2 September 2014 | Phil Machin
I am sure readers are well aware of how the world seems to have shunned the telephone in favour of email, text and social media.
I appreciate there is an abundance of information surrounding the benefits of verbal versus written communication. But as buyers, do we truly appreciate the power and influence we convey through the spoken word rather than by texting?
Earlier this month I emailed a French company offering an opportunity to tender for some business. I received no out-of-office, and after a week still had no response to my email. I followed up with another email, mindful most of France is on holiday. No response.
Aware the company I was trying to contact ideally needed to participate in my tender, I resorted to picking up the telephone and brought my pigeon French back to life. I quickly reverted back to English and started to navigate my now captivated company through the opportunity. The barriers slowly started came down and a rapport grew. By the end of a two minute conversation the company was on board, ready and eager to participate and win the tender.
I can think of many other similar examples, both domestically and internationally, where verbal interaction has quickly lifted any challenge, barrier, or obstacle, helping to pave the way to a more successful engagement - and for the buyer, a more effective negotiation.

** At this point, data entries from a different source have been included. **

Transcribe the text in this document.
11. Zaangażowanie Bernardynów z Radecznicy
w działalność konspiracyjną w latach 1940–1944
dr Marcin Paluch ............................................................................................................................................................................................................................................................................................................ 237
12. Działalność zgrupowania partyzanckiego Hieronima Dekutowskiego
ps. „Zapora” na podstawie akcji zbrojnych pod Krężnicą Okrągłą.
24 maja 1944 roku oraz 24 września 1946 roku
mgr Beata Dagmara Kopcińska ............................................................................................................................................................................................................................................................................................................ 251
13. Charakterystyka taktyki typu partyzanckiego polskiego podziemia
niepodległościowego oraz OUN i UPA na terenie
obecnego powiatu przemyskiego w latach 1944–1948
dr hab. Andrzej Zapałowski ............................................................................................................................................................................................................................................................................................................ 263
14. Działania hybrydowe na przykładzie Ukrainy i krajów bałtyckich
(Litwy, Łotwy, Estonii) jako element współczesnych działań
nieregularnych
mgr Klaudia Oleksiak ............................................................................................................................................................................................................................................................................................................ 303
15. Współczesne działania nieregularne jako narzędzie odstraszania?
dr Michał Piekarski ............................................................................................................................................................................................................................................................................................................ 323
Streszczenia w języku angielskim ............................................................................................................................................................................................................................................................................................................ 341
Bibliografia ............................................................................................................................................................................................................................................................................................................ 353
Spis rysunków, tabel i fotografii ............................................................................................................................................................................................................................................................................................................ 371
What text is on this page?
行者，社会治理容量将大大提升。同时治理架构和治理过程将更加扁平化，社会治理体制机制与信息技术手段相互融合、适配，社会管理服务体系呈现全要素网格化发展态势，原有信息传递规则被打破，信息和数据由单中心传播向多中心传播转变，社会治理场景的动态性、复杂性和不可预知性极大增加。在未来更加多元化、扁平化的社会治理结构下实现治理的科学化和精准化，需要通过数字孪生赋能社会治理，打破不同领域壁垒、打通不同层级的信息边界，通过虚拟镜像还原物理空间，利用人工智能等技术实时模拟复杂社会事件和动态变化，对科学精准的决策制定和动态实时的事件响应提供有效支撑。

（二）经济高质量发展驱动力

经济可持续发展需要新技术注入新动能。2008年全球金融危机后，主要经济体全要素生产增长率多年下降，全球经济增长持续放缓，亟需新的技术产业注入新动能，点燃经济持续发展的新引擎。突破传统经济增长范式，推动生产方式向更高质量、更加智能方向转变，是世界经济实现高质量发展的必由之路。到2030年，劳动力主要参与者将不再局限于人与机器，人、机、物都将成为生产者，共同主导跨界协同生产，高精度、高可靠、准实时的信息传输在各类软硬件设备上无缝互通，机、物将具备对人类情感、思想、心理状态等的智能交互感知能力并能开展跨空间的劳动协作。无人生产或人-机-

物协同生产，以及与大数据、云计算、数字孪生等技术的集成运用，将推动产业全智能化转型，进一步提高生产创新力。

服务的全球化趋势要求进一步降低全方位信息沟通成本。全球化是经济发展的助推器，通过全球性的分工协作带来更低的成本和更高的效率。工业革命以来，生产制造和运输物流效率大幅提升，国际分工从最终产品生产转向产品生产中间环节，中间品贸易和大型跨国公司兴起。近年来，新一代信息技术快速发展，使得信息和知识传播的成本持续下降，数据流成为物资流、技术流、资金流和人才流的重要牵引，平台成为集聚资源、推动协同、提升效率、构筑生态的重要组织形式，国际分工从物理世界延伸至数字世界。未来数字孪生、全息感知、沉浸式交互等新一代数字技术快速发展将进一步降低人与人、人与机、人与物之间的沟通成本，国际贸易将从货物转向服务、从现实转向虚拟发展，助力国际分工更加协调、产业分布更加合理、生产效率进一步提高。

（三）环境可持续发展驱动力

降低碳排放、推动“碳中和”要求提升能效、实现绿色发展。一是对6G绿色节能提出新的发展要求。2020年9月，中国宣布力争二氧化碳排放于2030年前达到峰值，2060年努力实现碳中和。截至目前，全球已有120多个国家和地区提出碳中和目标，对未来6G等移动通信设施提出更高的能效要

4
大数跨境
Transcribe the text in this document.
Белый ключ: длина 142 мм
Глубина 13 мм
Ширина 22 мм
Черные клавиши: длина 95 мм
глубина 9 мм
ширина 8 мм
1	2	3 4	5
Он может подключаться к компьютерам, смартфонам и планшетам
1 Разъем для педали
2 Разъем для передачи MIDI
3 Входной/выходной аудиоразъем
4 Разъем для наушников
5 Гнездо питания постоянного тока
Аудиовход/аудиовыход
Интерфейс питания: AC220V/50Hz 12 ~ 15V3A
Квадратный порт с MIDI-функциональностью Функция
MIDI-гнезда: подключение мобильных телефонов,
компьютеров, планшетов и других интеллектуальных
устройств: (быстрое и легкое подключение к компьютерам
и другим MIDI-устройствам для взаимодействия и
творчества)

This is obvious I am sure, but the reality is many of us rely on email to deal with tricky problems that we put on the back burner. Tackling them head on by telephone, or even better face-to-face, is a sure way to quickly defuse any scenario.
With the popularity of FaceTime, Skype and video conferencing on the rise, we couldn’t be any more prepared to communicate effectively with our sponsors, stakeholders, and suppliers across the globe rather than emailing.
So remember, email should be to follow up - not for problem solving or negotiation. You are guaranteed to resolve any issue faster and more effectively without it.